The MPD, meanwhile, are reestablishing their public standing by portraying themselves as the protectors of the respectable residents from the homeless, as the sanctuary movement has taken parks across the city for the large number of people rendered unhoused in our gentrifying city. The media is running stories on how the crime proves we need the MPD- even though the police are manifestly failing to address those harms, as always. The MPD is cynically using the presence of crime in the camps to justify evicting houseless people, rendering them even more vulnerable. They have never protected the unhoused or working class residents- and the community self defense groups who are taking action to address the roots of violence in their own neighborhoods are proving more effective. New models of community problem solving, conflict resolution, and preventing and responding to harms are being modeled in the neighborhoods, especially the barricaded blocks of 18th ave where interracial groups working class residents have organized block watch groups, gardens that reclaim shooting-heavy streets, and other projects to reduce violence in their neighborhoods. The autonomous space at George Floyd Square has undergone similar demonization to the camps by cops and media who never cared for the residents there- while residents and their accomplices in rebellion model mutual aid and mutual protection.

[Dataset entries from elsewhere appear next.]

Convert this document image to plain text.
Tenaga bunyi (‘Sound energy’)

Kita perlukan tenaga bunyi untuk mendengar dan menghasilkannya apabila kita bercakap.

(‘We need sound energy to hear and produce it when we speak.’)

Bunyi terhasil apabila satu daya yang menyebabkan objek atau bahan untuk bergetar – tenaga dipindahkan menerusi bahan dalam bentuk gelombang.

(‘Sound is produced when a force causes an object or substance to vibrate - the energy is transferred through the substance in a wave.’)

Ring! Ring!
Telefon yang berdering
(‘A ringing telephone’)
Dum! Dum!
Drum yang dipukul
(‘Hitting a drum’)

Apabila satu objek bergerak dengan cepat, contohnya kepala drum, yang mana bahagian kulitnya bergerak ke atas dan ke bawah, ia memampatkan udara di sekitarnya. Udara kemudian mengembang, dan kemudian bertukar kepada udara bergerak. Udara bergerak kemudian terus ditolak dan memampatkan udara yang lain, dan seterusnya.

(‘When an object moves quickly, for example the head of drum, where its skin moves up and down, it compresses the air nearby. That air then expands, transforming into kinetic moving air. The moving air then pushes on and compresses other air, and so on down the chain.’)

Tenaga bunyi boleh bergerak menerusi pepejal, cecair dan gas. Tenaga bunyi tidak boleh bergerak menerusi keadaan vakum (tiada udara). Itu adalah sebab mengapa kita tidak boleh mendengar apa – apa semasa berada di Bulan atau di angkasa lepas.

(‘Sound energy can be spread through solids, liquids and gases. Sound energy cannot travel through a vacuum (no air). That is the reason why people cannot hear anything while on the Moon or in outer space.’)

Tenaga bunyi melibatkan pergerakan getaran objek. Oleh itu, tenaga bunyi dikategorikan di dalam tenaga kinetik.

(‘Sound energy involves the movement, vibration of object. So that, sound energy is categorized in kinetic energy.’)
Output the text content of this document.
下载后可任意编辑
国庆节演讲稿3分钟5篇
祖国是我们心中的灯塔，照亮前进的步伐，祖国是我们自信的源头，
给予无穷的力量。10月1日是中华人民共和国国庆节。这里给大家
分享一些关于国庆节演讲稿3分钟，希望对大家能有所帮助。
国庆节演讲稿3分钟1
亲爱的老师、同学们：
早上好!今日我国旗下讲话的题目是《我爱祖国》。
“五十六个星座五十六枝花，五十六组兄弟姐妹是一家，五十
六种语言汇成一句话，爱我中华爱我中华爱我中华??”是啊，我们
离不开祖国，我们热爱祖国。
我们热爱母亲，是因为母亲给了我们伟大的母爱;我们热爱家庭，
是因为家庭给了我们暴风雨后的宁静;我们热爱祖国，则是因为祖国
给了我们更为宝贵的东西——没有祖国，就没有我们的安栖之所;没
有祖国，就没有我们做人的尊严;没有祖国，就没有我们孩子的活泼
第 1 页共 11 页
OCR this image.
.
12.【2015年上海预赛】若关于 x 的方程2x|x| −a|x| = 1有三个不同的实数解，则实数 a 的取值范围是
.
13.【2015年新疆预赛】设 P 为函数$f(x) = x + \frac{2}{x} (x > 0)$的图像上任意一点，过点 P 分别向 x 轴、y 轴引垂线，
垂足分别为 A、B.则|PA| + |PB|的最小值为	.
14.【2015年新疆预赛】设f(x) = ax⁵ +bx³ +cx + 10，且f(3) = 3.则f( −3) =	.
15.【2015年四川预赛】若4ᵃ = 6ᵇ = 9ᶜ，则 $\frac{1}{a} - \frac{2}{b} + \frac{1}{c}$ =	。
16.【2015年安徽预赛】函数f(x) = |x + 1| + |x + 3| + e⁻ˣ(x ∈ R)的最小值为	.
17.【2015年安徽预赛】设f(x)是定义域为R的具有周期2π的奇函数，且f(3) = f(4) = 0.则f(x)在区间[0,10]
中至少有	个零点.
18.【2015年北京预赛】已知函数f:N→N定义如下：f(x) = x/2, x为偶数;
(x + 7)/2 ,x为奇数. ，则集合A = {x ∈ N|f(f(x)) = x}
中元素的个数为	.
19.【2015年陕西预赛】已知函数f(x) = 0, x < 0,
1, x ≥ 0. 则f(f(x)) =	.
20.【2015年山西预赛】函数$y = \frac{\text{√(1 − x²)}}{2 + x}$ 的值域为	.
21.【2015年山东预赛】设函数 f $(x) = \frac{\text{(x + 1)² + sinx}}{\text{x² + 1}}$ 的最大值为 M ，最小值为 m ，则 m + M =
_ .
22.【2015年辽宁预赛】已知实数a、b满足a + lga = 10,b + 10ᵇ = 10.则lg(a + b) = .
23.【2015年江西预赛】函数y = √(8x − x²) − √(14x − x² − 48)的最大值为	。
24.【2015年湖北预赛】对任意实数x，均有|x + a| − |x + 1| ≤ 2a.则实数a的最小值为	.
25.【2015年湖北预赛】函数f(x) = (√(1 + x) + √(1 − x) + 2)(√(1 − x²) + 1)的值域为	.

The main center of militancy in Minneapolis has shifted to eviction defense- of the autonomous spaces, community defense barricades, homeless camps, and of apartments in anticipation of the looming mass evictions when the pandemic eviction protections and stimulus payments end. Tenant committees formed at the beginning of the pandemic are evaluating their strategies and digging in for a longer haul. The struggles to defend the sanctuary movement are seeing mobilizations multiple times a a week to different camps- building not only off of the sanctuary movement itself but also off of the copwatch groupings. As racist police terror in the Cities is often driven by the needs of property developers to police and gentrify neighborhoods, and as evictions are police brutality, the one struggle flows organically into the other- as in fact they are not separate struggles.

In the insurrectionary phase, in June, the rebels flowed like water and kept the cops penned up mostly on Lake Street and Downtown, to beat the crowds and defend capital. In this phase, battles are being fought over spaces scattered across the city. It is crucial for the city establishment to clear these spaces, because they are being held by a community in rebellion in direct opposition to the property of the state and of wealthy parties. It is crucial for us to defend them, and expand the contesting of space beyond them.